Question

laplace transform of sin^3 2t

Answer 1

Here are some basic transforms you can use,

http://image.mathcaptain.com/cms/images/83/laplace-tranform-formulas-list.png

Answer 2

thanks ,tried using them,but the main problem is coming from the power rised(3)

Answer 3

\[\large \mathscr{L}\left[\sin^3(2t)\right] \qquad = \qquad
\mathscr{L}\left[\sin(2t)\sin^2(2t)\right] \qquad =\qquad
\\ \large \mathscr{L}\left[\sin(2t)\left(1-\cos^2(2t)\right)\right] \qquad = \qquad \mathscr{L}\left[\sin(2t)\right]-\mathscr{L}\left[\sin(2t)\cos^2(2t)\right]\]

Answer 4

Woops it got cut off..\[\large \mathscr{L}\left[\sin(2t)\right]-\mathscr{L}\left[\sin(2t)\cos^2(2t)\right]\]
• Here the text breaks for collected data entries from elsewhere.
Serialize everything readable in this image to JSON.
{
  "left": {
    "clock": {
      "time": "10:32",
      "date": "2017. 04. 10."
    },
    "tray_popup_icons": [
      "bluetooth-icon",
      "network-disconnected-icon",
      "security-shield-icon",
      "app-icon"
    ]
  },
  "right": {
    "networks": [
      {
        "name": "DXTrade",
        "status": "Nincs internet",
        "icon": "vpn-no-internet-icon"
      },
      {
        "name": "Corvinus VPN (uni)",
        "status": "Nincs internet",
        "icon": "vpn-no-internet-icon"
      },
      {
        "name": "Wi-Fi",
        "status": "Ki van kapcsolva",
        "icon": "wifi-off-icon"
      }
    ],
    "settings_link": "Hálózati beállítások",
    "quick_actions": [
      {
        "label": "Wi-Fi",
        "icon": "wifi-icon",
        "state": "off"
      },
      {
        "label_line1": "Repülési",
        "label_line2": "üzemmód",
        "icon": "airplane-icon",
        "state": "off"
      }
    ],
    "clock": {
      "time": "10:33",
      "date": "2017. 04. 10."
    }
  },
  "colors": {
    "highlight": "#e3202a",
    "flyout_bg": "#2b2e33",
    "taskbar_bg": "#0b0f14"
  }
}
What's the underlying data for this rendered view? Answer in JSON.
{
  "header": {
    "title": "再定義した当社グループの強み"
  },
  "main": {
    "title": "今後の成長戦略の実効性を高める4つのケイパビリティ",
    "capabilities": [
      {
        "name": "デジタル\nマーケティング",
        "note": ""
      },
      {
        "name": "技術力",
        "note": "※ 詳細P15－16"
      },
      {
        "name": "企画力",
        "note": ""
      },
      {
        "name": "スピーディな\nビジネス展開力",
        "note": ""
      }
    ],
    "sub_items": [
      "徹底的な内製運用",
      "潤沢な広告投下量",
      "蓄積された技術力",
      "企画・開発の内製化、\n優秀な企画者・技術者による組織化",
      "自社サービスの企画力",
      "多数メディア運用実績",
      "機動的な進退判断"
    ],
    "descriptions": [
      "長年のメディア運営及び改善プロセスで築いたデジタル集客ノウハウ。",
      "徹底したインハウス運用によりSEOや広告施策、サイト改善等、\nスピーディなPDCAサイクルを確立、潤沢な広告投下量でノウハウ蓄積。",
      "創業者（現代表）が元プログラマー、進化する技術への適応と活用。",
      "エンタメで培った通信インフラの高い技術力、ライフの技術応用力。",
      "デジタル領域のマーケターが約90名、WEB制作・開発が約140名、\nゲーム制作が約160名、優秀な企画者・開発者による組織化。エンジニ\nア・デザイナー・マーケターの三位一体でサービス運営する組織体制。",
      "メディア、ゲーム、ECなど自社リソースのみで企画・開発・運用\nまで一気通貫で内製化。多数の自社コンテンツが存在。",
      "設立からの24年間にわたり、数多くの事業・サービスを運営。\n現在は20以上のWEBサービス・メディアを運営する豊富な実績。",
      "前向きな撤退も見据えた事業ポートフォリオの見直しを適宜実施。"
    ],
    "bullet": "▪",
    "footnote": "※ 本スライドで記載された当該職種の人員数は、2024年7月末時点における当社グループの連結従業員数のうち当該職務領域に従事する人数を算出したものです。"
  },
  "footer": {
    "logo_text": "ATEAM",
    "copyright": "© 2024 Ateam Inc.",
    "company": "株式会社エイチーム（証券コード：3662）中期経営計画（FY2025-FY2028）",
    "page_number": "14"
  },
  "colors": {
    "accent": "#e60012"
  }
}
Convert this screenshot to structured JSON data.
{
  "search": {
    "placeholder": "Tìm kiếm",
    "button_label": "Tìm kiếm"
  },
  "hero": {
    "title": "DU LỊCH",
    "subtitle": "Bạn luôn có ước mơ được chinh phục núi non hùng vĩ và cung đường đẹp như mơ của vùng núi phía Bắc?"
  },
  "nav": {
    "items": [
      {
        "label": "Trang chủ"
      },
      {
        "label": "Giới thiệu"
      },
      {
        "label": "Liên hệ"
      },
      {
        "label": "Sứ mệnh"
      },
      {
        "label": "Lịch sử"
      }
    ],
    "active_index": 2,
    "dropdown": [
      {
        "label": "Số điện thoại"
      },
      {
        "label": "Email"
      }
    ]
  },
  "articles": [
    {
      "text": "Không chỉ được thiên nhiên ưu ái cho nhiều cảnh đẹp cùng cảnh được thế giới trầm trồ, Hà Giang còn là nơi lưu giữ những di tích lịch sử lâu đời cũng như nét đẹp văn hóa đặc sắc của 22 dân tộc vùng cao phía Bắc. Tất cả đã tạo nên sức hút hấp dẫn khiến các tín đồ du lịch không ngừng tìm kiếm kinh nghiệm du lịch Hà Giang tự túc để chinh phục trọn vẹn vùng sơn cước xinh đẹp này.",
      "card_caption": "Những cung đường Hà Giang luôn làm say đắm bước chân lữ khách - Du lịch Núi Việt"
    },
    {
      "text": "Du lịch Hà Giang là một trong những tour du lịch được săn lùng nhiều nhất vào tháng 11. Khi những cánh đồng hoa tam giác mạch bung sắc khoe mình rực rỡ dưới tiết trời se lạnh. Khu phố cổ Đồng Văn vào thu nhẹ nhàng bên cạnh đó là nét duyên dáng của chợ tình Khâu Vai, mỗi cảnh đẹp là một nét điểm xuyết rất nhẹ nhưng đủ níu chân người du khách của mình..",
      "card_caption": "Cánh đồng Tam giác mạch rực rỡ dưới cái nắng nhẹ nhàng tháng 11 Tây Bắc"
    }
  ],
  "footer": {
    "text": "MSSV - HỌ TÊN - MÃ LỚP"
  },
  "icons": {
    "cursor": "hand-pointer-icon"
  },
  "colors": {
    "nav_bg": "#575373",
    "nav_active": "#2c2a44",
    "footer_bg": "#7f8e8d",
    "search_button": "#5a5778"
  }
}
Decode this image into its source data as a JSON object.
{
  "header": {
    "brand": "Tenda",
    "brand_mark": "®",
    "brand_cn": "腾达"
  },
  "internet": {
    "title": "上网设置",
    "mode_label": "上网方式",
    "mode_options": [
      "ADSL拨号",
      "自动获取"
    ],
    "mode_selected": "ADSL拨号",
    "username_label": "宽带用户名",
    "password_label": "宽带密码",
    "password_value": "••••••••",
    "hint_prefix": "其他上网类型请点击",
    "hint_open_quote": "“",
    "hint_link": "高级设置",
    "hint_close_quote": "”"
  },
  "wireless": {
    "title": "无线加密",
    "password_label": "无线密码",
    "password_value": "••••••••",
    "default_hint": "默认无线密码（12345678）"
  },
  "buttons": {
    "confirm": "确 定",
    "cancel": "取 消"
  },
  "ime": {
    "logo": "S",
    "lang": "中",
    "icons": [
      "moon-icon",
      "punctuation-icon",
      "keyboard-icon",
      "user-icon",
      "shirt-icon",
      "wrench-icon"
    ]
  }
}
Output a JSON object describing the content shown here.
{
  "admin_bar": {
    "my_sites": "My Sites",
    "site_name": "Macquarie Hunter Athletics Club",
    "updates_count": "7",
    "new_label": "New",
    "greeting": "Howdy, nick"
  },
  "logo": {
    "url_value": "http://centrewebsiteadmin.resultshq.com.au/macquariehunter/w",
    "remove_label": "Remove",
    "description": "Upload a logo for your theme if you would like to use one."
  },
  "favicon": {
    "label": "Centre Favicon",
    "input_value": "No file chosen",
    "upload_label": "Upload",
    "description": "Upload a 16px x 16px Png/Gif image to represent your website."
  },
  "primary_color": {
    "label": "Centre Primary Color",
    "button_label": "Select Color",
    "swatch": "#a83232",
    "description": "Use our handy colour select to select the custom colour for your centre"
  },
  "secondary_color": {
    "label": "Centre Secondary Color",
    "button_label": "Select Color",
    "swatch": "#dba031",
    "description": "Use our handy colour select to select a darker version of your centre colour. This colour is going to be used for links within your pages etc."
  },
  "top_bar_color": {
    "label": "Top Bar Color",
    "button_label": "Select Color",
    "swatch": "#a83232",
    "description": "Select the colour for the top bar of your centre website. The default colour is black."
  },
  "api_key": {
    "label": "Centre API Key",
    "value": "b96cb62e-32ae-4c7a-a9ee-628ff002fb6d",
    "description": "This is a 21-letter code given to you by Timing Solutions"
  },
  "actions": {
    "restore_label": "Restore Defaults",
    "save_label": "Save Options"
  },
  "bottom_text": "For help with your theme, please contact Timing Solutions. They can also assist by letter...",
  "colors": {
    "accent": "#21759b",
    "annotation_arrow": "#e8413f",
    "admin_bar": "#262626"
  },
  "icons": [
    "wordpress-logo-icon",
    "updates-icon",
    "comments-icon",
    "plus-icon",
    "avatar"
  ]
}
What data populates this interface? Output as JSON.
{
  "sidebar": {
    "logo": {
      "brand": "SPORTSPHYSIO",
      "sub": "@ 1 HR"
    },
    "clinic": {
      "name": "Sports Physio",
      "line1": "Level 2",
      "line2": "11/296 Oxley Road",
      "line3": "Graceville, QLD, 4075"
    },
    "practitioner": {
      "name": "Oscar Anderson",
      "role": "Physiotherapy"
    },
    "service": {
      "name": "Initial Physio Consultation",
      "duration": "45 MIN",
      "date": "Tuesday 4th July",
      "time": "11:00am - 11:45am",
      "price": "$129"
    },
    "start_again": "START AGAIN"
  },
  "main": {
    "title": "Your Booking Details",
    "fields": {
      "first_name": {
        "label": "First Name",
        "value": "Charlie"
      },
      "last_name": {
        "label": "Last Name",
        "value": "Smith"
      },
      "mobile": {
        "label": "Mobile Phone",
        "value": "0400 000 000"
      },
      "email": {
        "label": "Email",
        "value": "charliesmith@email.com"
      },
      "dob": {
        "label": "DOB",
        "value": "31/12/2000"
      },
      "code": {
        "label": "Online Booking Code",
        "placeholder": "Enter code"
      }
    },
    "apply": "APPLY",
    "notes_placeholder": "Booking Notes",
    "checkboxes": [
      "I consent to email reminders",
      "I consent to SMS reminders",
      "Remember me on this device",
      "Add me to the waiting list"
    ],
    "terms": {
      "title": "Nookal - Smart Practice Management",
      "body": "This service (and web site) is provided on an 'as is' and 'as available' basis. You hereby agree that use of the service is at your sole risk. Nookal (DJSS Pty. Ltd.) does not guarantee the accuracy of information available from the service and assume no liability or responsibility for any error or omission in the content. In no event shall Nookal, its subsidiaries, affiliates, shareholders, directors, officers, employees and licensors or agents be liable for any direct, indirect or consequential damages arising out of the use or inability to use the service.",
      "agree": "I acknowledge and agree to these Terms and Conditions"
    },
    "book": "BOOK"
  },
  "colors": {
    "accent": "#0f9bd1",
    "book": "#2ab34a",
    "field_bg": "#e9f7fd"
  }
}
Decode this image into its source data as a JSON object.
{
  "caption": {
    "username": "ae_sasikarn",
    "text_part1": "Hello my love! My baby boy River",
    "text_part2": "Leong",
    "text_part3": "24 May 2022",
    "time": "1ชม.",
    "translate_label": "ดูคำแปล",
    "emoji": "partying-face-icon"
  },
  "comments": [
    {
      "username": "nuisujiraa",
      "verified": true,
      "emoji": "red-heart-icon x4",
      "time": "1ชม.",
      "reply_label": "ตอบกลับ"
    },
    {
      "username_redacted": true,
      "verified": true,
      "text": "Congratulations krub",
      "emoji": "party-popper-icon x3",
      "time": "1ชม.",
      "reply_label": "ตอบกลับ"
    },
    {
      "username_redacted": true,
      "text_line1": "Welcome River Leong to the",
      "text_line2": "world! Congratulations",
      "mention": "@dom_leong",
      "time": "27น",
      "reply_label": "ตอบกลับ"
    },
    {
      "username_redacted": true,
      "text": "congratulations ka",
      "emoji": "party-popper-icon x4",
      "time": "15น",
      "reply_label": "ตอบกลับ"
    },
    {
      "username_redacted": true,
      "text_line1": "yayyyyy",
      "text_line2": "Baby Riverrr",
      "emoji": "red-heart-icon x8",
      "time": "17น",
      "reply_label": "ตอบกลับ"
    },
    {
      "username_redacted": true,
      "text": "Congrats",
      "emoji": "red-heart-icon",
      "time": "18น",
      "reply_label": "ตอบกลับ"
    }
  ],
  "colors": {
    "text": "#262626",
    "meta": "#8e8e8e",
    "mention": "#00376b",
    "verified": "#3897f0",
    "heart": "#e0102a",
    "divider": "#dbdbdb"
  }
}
That first term isn't too bad right?
For the other one, use the definition of the Laplace Transform.
You'll have to do integration by parts a couple times.

Answer 5

\[L\{sin^3(2t)\}=\int_{0}^{inf}e^{-st}sin^3(2t)~dt\]
which still amounts to some by parts stuff

Answer 6

I propose doing:
\[\mathcal{L} \left( \sin^3(2t) \right)=\int\limits_0^{\infty}e^{-st} \left( \frac{e^{2ti}-e^{-2ti}}{2i}\right)^3dt\]
This **should** make your life easier.